Before I get to the natural foods, I want to note that one thing for me that has been extremely difficult with the lockdown in the quarantine is that I have not been able to see my parents. They live in California, they had planned a trip out to see me. And that was the first thing that came to my mind. And also the fact that, you know, my father is 92 years old mercifully and in excellent health, I hope to enjoy, I hope to enjoy many more years with him. But one thing that I point out to people all the time is that that, that a man living to the age of 92 is not, you know, it’s not a miracle these days, but it is wildly unnatural. The anthropologists that I’ve spoken with assure me that in pre-industrial societies and in Hunter gatherer communities, they it’s virtually unheard of to have someone that age.

Dr. Alan Levinovitz (16:03):

And so the extent to which we value naturalness should be balanced against the kinds of things that intervening in natural systems have allowed us to, to have. And for me that, you know, that involves that, but that’s my father. The other thing I would say that now, returning to the idea of COVID-19 and, and natural food, is that it is very easy to look at. COVID-19 like any evil thing, when something is a religion, you blame, you blame evil. So if natural is good, then we blame COVID-19 on the unnatural, whether it is unnatural food systems or unnatural industrial agriculture, unnatural global transportation systems. And what I fear may happen with COVID is that out of an UN an understandable sense of crisis and a recognition that we are harming the natural world, people will believe that the solutions involve a turn to more naturalists, rather than a complicated reassessment of how we want to live. That will inevitably involve both natural and unnatural ways of eating and of living and so forth.

Paul Vogelzang (17:12):

Thank you. Well, good to hear about your 92 year old father in California. My mom is 92. She lives in Northern California.

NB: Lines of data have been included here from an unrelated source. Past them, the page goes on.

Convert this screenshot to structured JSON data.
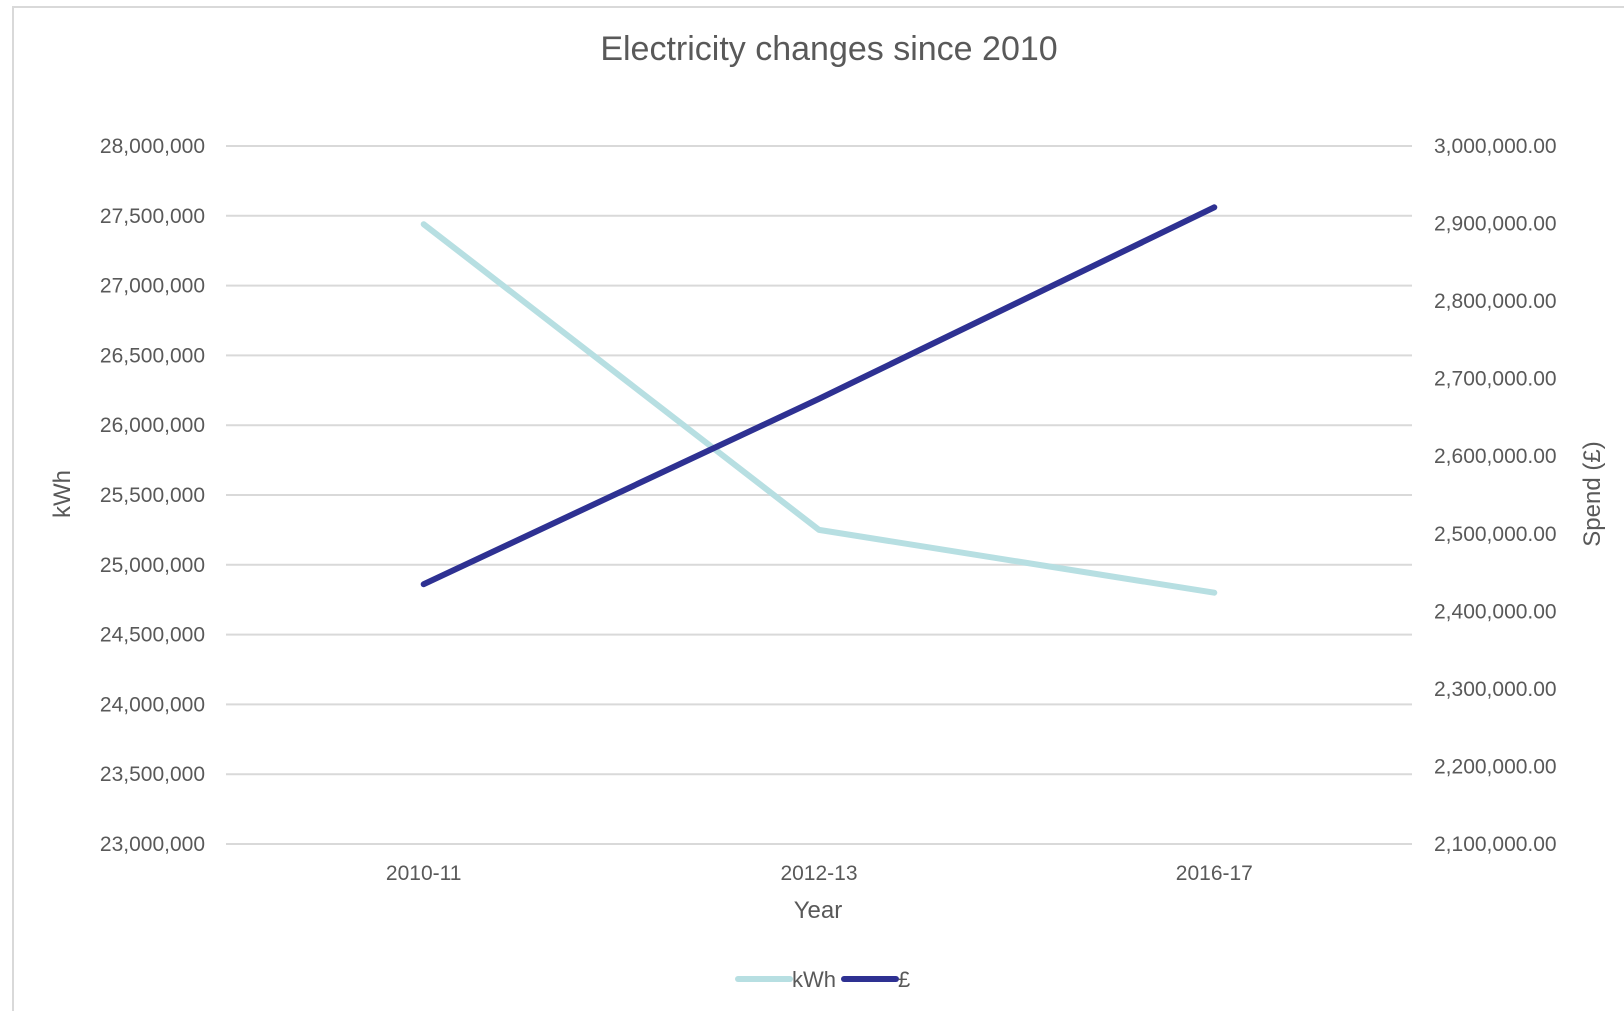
{
  "chart_data": {
    "type": "line",
    "title": "Electricity changes since 2010",
    "xlabel": "Year",
    "ylabel": "kWh",
    "y2label": "Spend (£)",
    "categories": [
      "2010-11",
      "2012-13",
      "2016-17"
    ],
    "series": [
      {
        "name": "kWh",
        "axis": "left",
        "color": "#b7dfe2",
        "values": [
          27440000,
          25250000,
          24800000
        ]
      },
      {
        "name": "£",
        "axis": "right",
        "color": "#2e3192",
        "values": [
          2435000,
          2674000,
          2921000
        ]
      }
    ],
    "ylim": [
      23000000,
      28000000
    ],
    "y_ticks": [
      "23,000,000",
      "23,500,000",
      "24,000,000",
      "24,500,000",
      "25,000,000",
      "25,500,000",
      "26,000,000",
      "26,500,000",
      "27,000,000",
      "27,500,000",
      "28,000,000"
    ],
    "y2lim": [
      2100000,
      3000000
    ],
    "y2_ticks": [
      "2,100,000.00",
      "2,200,000.00",
      "2,300,000.00",
      "2,400,000.00",
      "2,500,000.00",
      "2,600,000.00",
      "2,700,000.00",
      "2,800,000.00",
      "2,900,000.00",
      "3,000,000.00"
    ],
    "grid": true,
    "legend": "bottom",
    "gridline_color": "#d9d9d9"
  }
}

Dr. Alan Levinovitz (17:19):

Oh. That’s where my dad is as well.

Paul Vogelzang (17:20):

Oh, okay. My mom is in central California. And so I’m originally from San Francisco and so we’re, I grew up in Bergen County. Okay, good, good. Well, good to connect with you all the way out here on the East coast is w we’ll put links up to where he can find out more about dr. Allen Rabinovitz and his new book. Natural. Dr. Allen Rabinovitz is a professor of religious studies at James Madison university out here in Virginia and dr. Allen benefits. We appreciate your so much. We wish you the best with the book, and we wish you the best during this social distancing time with you and your family and good wishes to your parents out in California. Likewise, it’s been a pleasure and an honor to talk with you. Thank you. My thanks to author academic and journalists, dr. Allen [inaudible], who’s written the new book, natural how faith in nature’s goodness leads to harmful fats and my thanks to you. My wonderful, not old better show audience, please be safe, practice smart, social distancing. Be well. And remember, let’s talk about better than not old better show. Thanks everybody.